Rate cut unlikely as inflation shoots up to 16-year high

British inflation shot up to a 16-year high in August, making it harder for the Bank of England to cut interest rates to ease the economic pain of what many are describing as the worst financial market crisis in a generation.

  • Reuters
  • Published: 23:52 September 16, 2008
  • Gulf News

London: British inflation shot up to a 16-year high in August, making it harder for the Bank of England to cut interest rates to ease the economic pain of what many are describing as the worst financial market crisis in a generation.

Global stock markets tumbled for the second day running yesterday, spooked by this week's collapse of investment bank Lehman Brothers and insurer AIG's ongoing battle to survive.

Shares in HBOS, Britain's biggest mortgage lender, fell more than 25 per cent as interbank lending once again all but halted more than a year after the global credit crunch first entered the popular lexicon.

Extra funds

The BoE threw an extra £20 billion ($35.7 billion) into the financial system to ease the strains, but the cost of borrowing sterling funds for just a day jumped more than a percentage point to its highest level since April 2001.

In a letter to the government explaining why prices were rising so fast -the BoE's inflation target is 2 per cent - Governor Mervyn King said policymakers would keep the market turmoil in mind at their next rate-setting meeting.

But economists said there was little to suggest that the BoE was about to cut interest rates after soaring utility bills pushed inflation to 4.7 per cent in August, its highest since 1992.

King said he expected inflation to go higher still and stay above the target well into 2009.

"Because the peak in CPI inflation is expected to be higher than three months ago, the risk that it may have an effect on other prices and other costs is now greater," King wrote to finance minister Alistair Darling.

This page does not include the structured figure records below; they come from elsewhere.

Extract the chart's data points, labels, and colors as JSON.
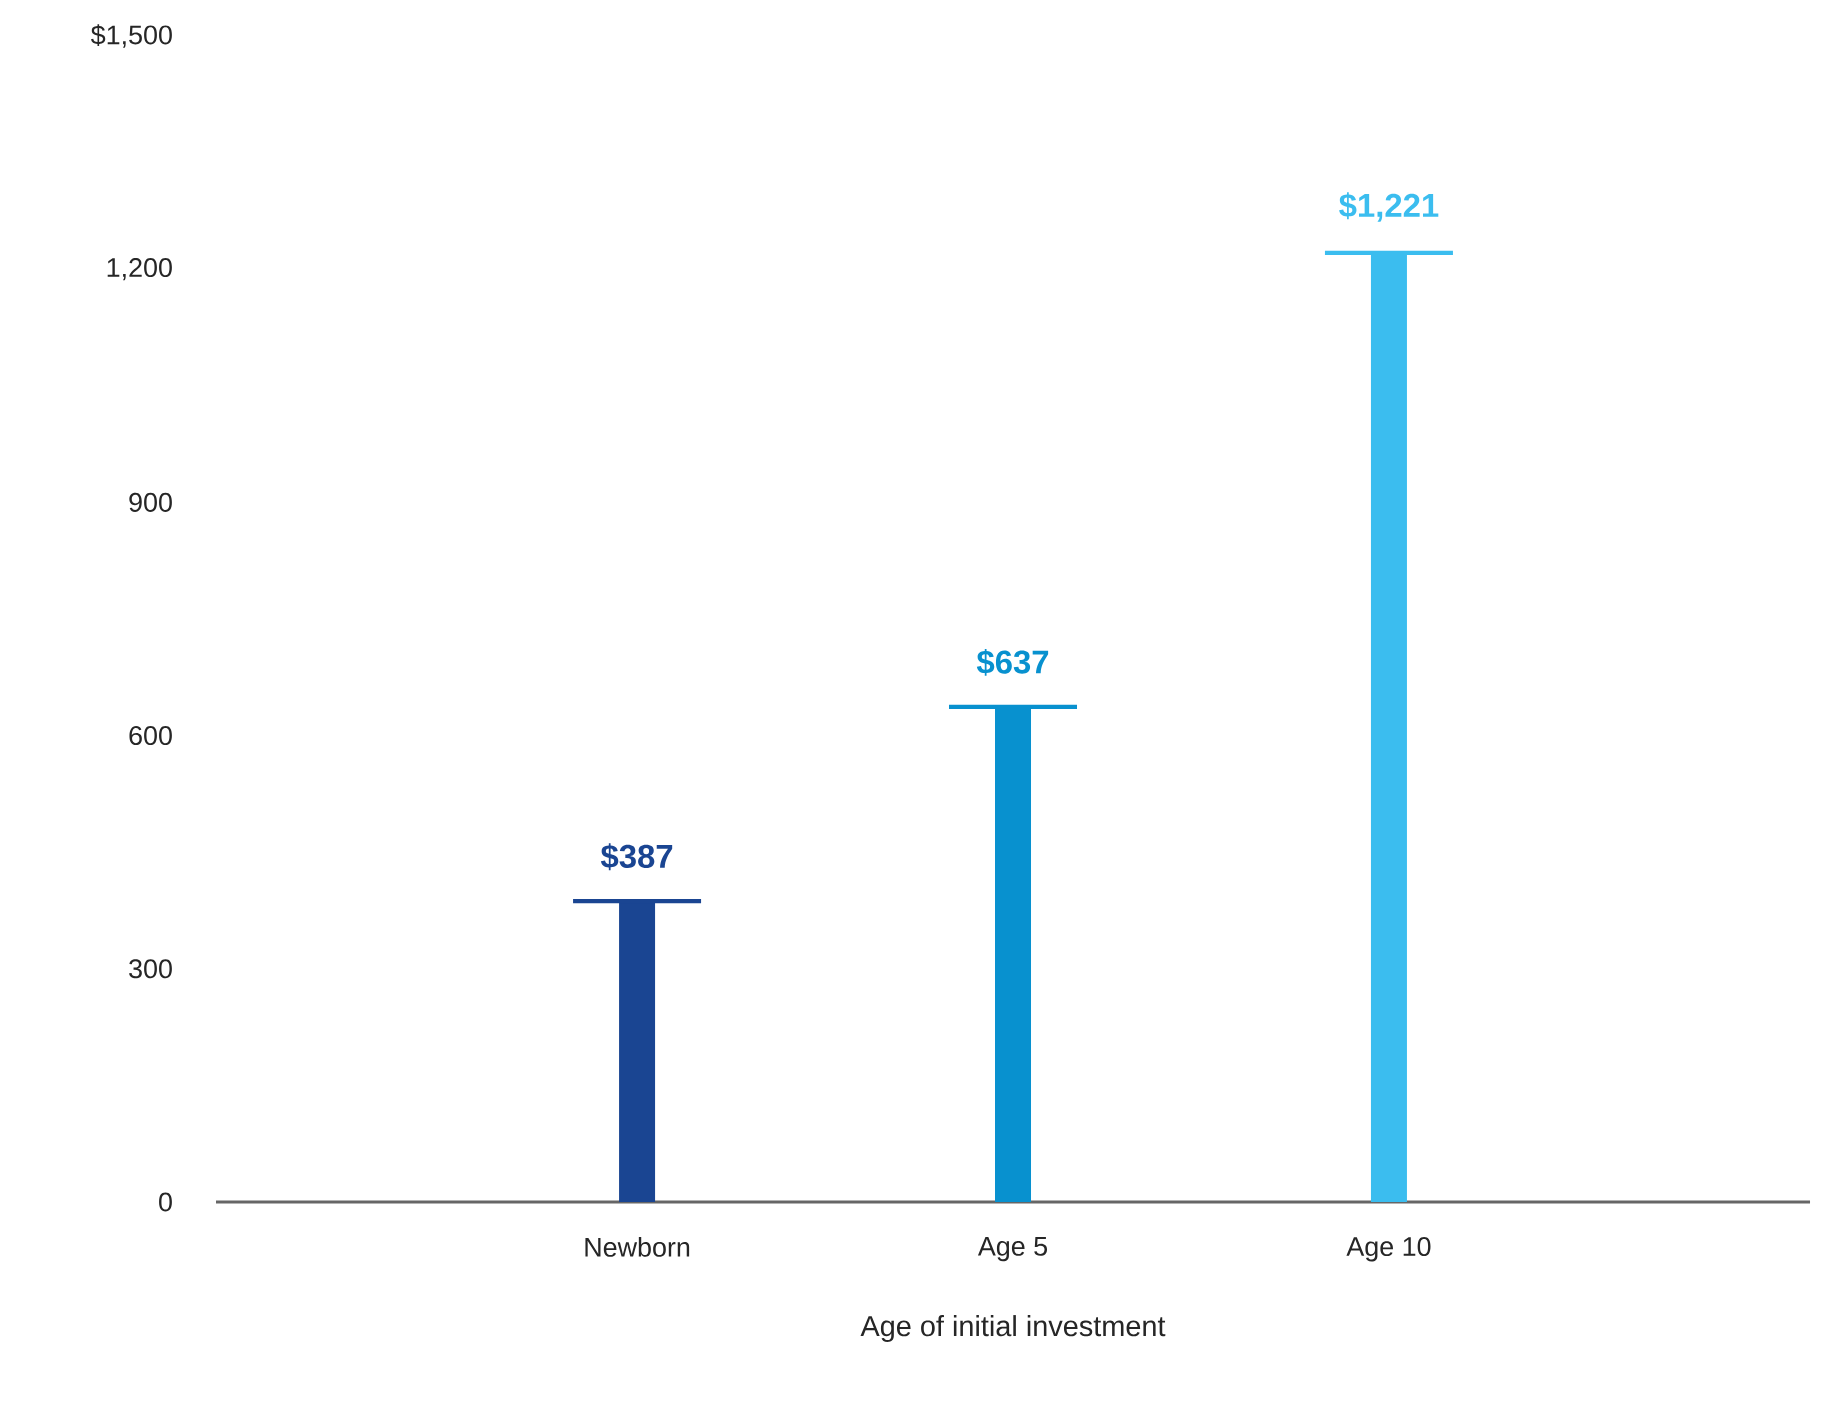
{
  "chart_data": {
    "type": "bar",
    "xlabel": "Age of initial investment",
    "categories": [
      "Newborn",
      "Age 5",
      "Age 10"
    ],
    "values": [
      387,
      637,
      1221
    ],
    "value_labels": [
      "$387",
      "$637",
      "$1,221"
    ],
    "colors": [
      "#1a4592",
      "#0891cf",
      "#3bbdef"
    ],
    "ylim": [
      0,
      1500
    ],
    "yticks": [
      0,
      300,
      600,
      900,
      {
        "value": 1200,
        "label": "1,200"
      },
      {
        "value": 1500,
        "label": "$1,500"
      }
    ]
  }
}
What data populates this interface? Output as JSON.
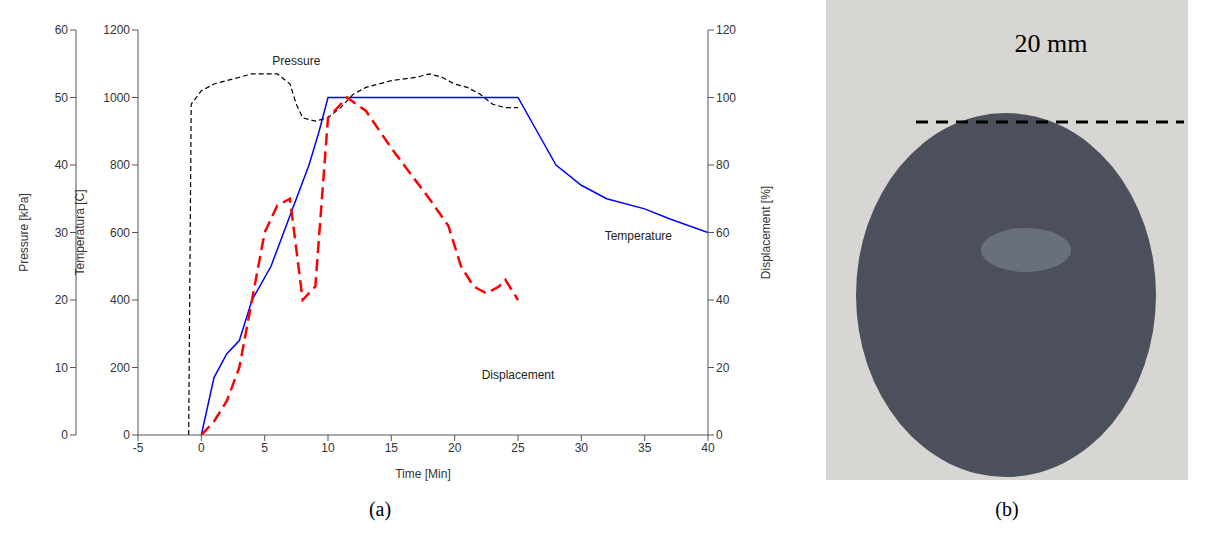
{
  "chart_data": {
    "type": "line",
    "panel_label": "(a)",
    "xlabel": "Time [Min]",
    "ylabel": "Temperatura [C]",
    "y2label": "Pressure [kPa]",
    "y3label": "Displacement [%]",
    "xlim": [
      -5,
      40
    ],
    "xticks": [
      -5,
      0,
      5,
      10,
      15,
      20,
      25,
      30,
      35,
      40
    ],
    "ylim": [
      0,
      1200
    ],
    "yticks": [
      0,
      200,
      400,
      600,
      800,
      1000,
      1200
    ],
    "y2lim": [
      0,
      60
    ],
    "y2ticks": [
      0,
      10,
      20,
      30,
      40,
      50,
      60
    ],
    "y3lim": [
      0,
      120
    ],
    "y3ticks": [
      0,
      20,
      40,
      60,
      80,
      100,
      120
    ],
    "grid": false,
    "series": [
      {
        "name": "Pressure",
        "color": "#000000",
        "line_style": "dashed",
        "axis": "y2",
        "x": [
          -1,
          -0.8,
          0,
          1,
          2,
          3,
          4,
          6,
          7,
          7.5,
          8,
          9,
          10,
          11,
          12,
          13,
          15,
          17,
          18,
          19,
          20,
          21,
          22,
          23,
          24,
          25
        ],
        "values": [
          0,
          49,
          51,
          52,
          52.5,
          53,
          53.5,
          53.5,
          52,
          49,
          47,
          46.5,
          47,
          48.5,
          50.5,
          51.5,
          52.5,
          53,
          53.5,
          53,
          52,
          51.5,
          50.5,
          49,
          48.5,
          48.5
        ]
      },
      {
        "name": "Temperature",
        "color": "#0000ff",
        "line_style": "solid",
        "axis": "y",
        "x": [
          0,
          1,
          2,
          3,
          4,
          5.5,
          6.5,
          7.5,
          8.5,
          9.3,
          10,
          25,
          26.5,
          28,
          30,
          32,
          35,
          37,
          40
        ],
        "values": [
          0,
          170,
          240,
          280,
          400,
          500,
          600,
          700,
          800,
          900,
          1000,
          1000,
          900,
          800,
          740,
          700,
          670,
          640,
          600
        ]
      },
      {
        "name": "Displacement",
        "color": "#ff0000",
        "line_style": "long_dashed",
        "axis": "y3",
        "x": [
          0,
          1,
          2,
          3,
          4,
          5,
          6,
          7,
          8,
          9,
          10,
          11,
          11.5,
          13,
          15,
          17,
          18,
          19.5,
          20.5,
          21.5,
          22.5,
          23.5,
          24,
          25
        ],
        "values": [
          0,
          4,
          10,
          20,
          40,
          60,
          68,
          70,
          40,
          44,
          94,
          98,
          100,
          96,
          85,
          75,
          70,
          62,
          50,
          44,
          42,
          44,
          46,
          40
        ]
      }
    ],
    "annotations": [
      {
        "text": "Pressure",
        "x": 7.5,
        "y": 1110
      },
      {
        "text": "Temperature",
        "x": 34.5,
        "y": 590
      },
      {
        "text": "Displacement",
        "x": 25,
        "y": 180
      }
    ]
  },
  "photo": {
    "scale_label": "20 mm",
    "panel_label": "(b)"
  }
}
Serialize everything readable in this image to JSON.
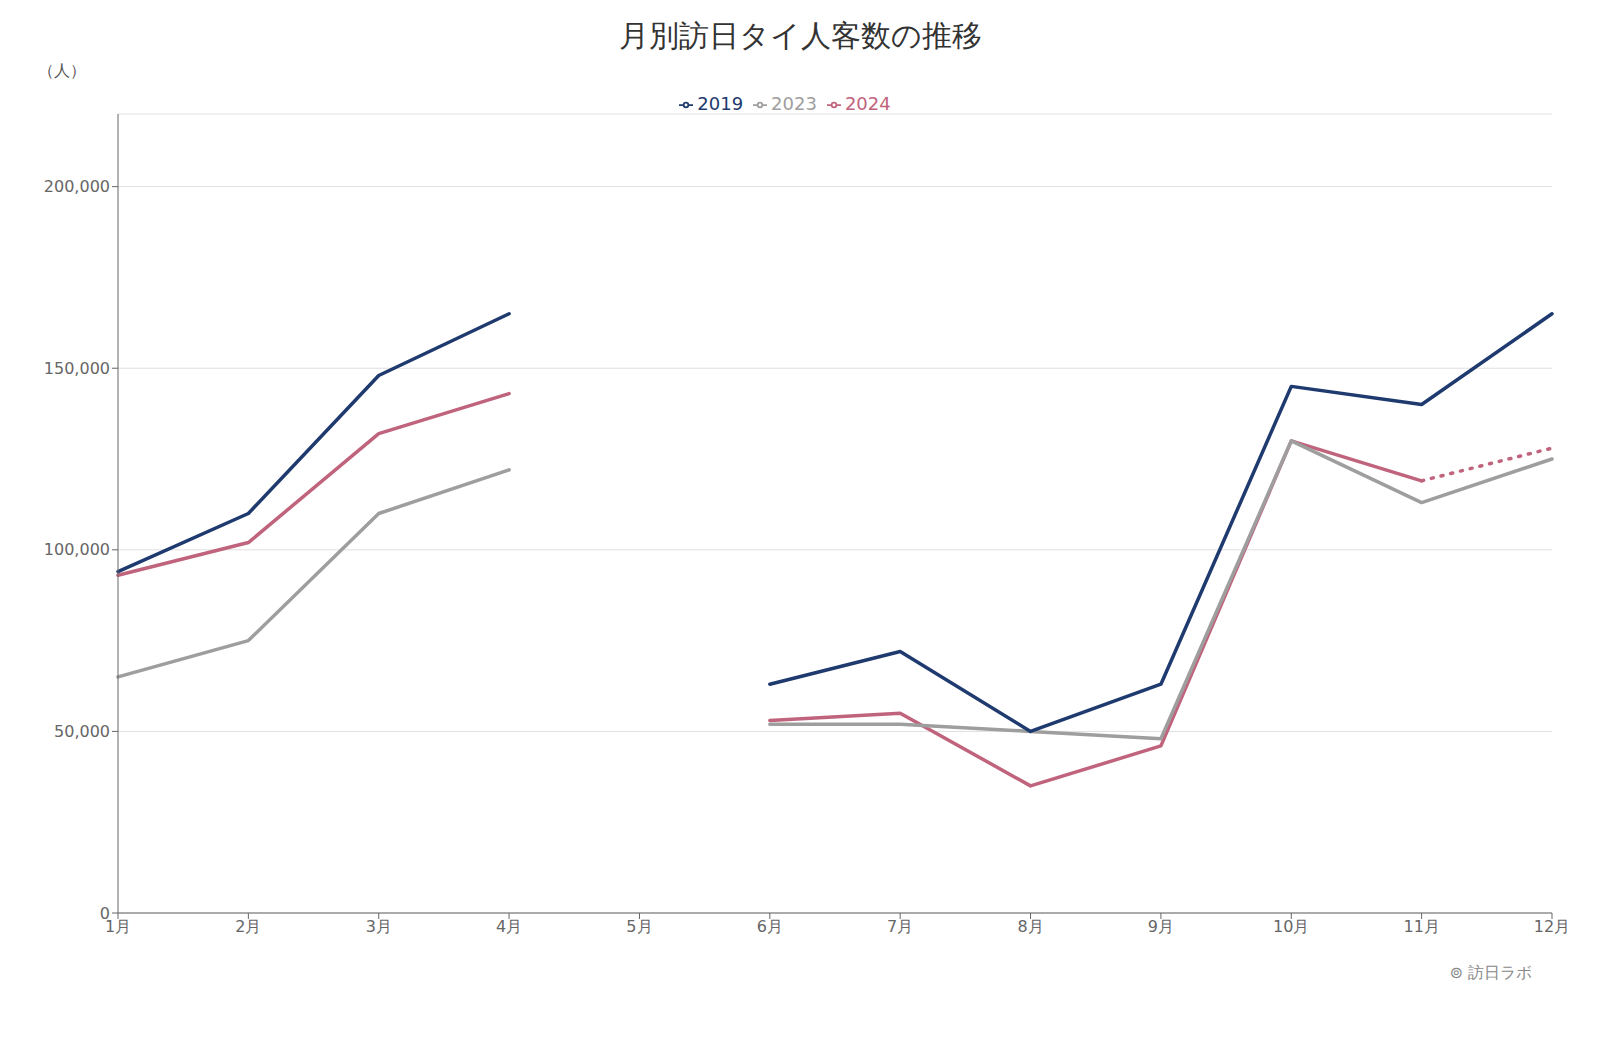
{
  "chart_data": {
    "type": "line",
    "title": "月別訪日タイ人客数の推移",
    "ylabel": "（人）",
    "annotations": [
      "⊚ 訪日ラボ"
    ],
    "categories": [
      "1月",
      "2月",
      "3月",
      "4月",
      "5月",
      "6月",
      "7月",
      "8月",
      "9月",
      "10月",
      "11月",
      "12月"
    ],
    "series": [
      {
        "name": "2024",
        "color": "#c0647d",
        "line_style": "solid",
        "values": [
          93000,
          102000,
          132000,
          143000,
          null,
          53000,
          55000,
          35000,
          46000,
          130000,
          119000,
          null
        ]
      },
      {
        "name": "2024",
        "color": "#c0647d",
        "line_style": "dotted",
        "values": [
          null,
          null,
          null,
          null,
          null,
          null,
          null,
          null,
          null,
          null,
          119000,
          128000
        ]
      },
      {
        "name": "2023",
        "color": "#9e9e9e",
        "line_style": "solid",
        "values": [
          65000,
          75000,
          110000,
          122000,
          null,
          52000,
          52000,
          50000,
          48000,
          130000,
          113000,
          125000
        ]
      },
      {
        "name": "2019",
        "color": "#1e3a6e",
        "line_style": "solid",
        "values": [
          94000,
          110000,
          148000,
          165000,
          null,
          63000,
          72000,
          50000,
          63000,
          145000,
          140000,
          165000
        ]
      }
    ],
    "ylim": [
      0,
      220000
    ],
    "yticks": [
      0,
      {
        "value": 50000,
        "label": "50,000"
      },
      {
        "value": 100000,
        "label": "100,000"
      },
      {
        "value": 150000,
        "label": "150,000"
      },
      {
        "value": 200000,
        "label": "200,000"
      }
    ],
    "grid": true,
    "legend": "top"
  }
}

"For that reason, the (monetary policy) committee has become firmer in its belief that a period of muted economic growth is necessary to dampen pressures on wages and prices and return inflation to target."

Recession risk

The British economy already failed to grow in the three months to June for the first time since the slump of the early 1990s, and most economists expect output to fall outright in the second half of the year.

House prices have fallen by more than 10 per cent in the last year, consumer confidence has crumbled and thousands of people are expected to lose their jobs in the construction, retail and banking sectors.

Around 5,000 people worked in Lehman Brothers' London office alone.

"Prior to this weekend, we had reached a situation where the UK was expected ... to see a mild contraction in GDP over late 2008, followed by an anaemic recovery in 2009," said Malcolm Barr, economist at JP Morgan. "The events of the weekend and (Monday) intensify concerns over the ongoing tightening in fin-ancial conditions."